Estudios emprendidos muchos años después estiman que 72 párrocos fueron partidarios declarados de la rebelión; de otros 25 que ocupaban puestos de vicarios, 3 capellanes de haciendas y 6 religiosos que eran curas interinos o con el cargo de coadjutor y 25 más de diversas categorías de los que se tiene la presunción de su lealtad al movimiento.
De muy pocos hay nombres: José María Coss, párroco de San Martín Texmelucan; Marcos Castellanos, de La Palma; Sabino Crespo, cura de Río Hondo; José García Carrasquedo, párroco de Undameo y canónigo en Valladolid. Pero en su mayoría se desconoce si tenían curato o empleo y mucha de esa información está sesgada por los juicios de la autoridad virreinal que no vacila en calificar de personaje violento, por ejemplo al mercedario Luciano Navarrete. A otro cura, Manuel Muñoz, la leyenda lo señala como responsable de la matanza de españoles en Valladolid, en noviembre de 1810.
Según otro historiador, Lucas Alamán, a Muñoz el pueblo lo apodó padre chocolate porque a sus víctimas los señalaba como “los que han de tomar chocolate esta noche”. El cura José Antonio Torres, con fama de duro y violento era conocido por su sobrenombre el amo Torres.

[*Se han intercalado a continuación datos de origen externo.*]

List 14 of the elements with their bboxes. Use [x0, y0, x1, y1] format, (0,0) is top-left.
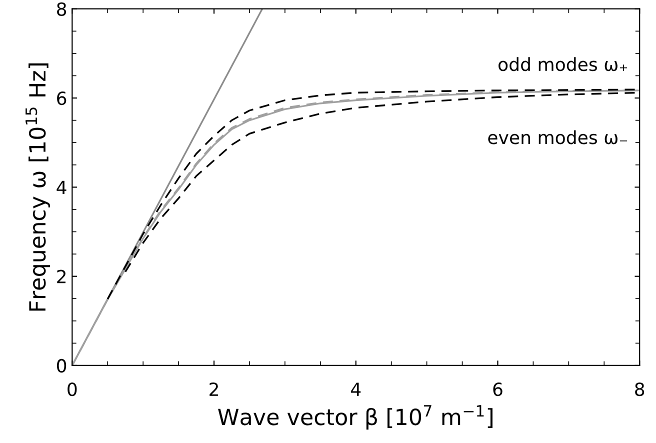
y-tick-label: 2: [57, 270, 66, 284]
y-tick-label: 8: [57, 2, 66, 16]
x-tick-label: 2: [210, 382, 218, 396]
x-tick-label: 0: [68, 382, 77, 396]
x-tick-label: 8: [635, 382, 644, 396]
x-axis-title: Wave vector β [10$^{7}$ m$^{−1}$]: [218, 405, 492, 430]
y-axis-title: Frequency ω [10$^{15}$ Hz]: [26, 63, 50, 311]
x-tick-label: 4: [351, 382, 361, 396]
y-tick-label: 4: [56, 180, 66, 194]
y-tick-label: 6: [57, 91, 66, 106]
x-tick-label: 6: [493, 382, 502, 396]
y-tick-label: 0: [57, 358, 66, 373]
annotation: odd modes ω₊: [498, 57, 628, 72]
annotation: even modes ω₋: [488, 130, 628, 144]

Se sabe de la existencia de un sacerdote al que apodaron caballo flaco; otro era conocido como el padre zapatitos y uno más, el padre chinguirito (chinguirito era el aguardiente de caña) y de ese cura sólo se sabe que carecía en absoluto de vocación religiosa.
Lucas Alamán siempre estuvo convencido de que los curas que abrazaron la causa eran licenciosos y corruptos; el clérigo Manuel Abad y Queipo atribuía las deserciones a que en los últimos años del Siglo XVIII se sufría un relajamiento de las costumbres clericales y ello hacía a los ministros del culto sujetos fáciles de tentar.

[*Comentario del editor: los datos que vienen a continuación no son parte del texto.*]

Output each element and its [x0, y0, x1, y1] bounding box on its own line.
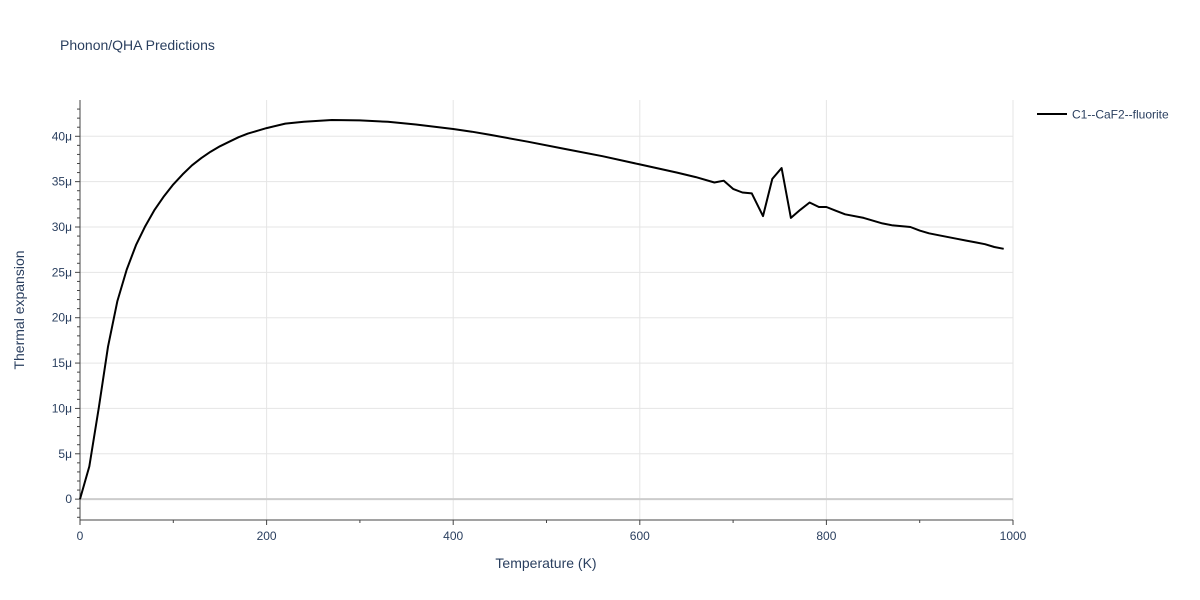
y-axis-title: Thermal expansion	[11, 250, 27, 369]
y-tick-label: 35μ	[52, 175, 72, 189]
y-tick-label: 25μ	[52, 265, 72, 279]
series-line[interactable]	[79, 119, 1004, 500]
grid	[79, 100, 1014, 521]
y-tick-label: 20μ	[52, 311, 72, 325]
y-tick-label: 15μ	[52, 356, 72, 370]
y-tick-label: 40μ	[52, 129, 72, 143]
x-tick-label: 1000	[1000, 529, 1027, 543]
y-axis-ticks: 0 5μ 10μ 15μ 20μ 25μ 30μ 35μ 40μ	[52, 129, 73, 506]
y-tick-label: 0	[65, 492, 72, 506]
x-tick-label: 200	[257, 529, 277, 543]
legend[interactable]: C1--CaF2--fluorite	[1037, 108, 1169, 122]
y-tick-label: 30μ	[52, 220, 72, 234]
y-tick-label: 5μ	[58, 447, 72, 461]
x-axis-ticks: 0 200 400 600 800 1000	[77, 520, 1027, 543]
x-tick-label: 600	[630, 529, 650, 543]
y-tick-label: 10μ	[52, 401, 72, 415]
y-minor-ticks	[75, 108, 80, 518]
x-axis-title: Temperature (K)	[495, 555, 596, 571]
legend-item-label: C1--CaF2--fluorite	[1072, 108, 1169, 122]
x-tick-label: 0	[77, 529, 84, 543]
chart-title: Phonon/QHA Predictions	[60, 37, 215, 53]
x-tick-label: 800	[816, 529, 836, 543]
series-layer	[79, 119, 1004, 500]
x-tick-label: 400	[443, 529, 463, 543]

Según edictos expedidos por el propio Abad y Queipo, obispo de Valladolid, por el obispo Bergosa, de Oaxaca y por el obispo Cabañas, de Guadalajara los curas insurgentes eran excomulgados en automático. Y efectivamente, los hubo que desafiaron el castigo eclesiástico y aún así afrontaron, cuando cayeron prisioneros, el juicio de la autoridad virreinal.
Anónimos en su mayoría, se sabe que se enjuició a una veintena de clérigos apresados en Acatita de Baján con la dirigencia insurgente. A ellos no los ajusticiaron como a Hidalgo, Allende y Aldama, pero fueron confinados en una cárcel de Durango.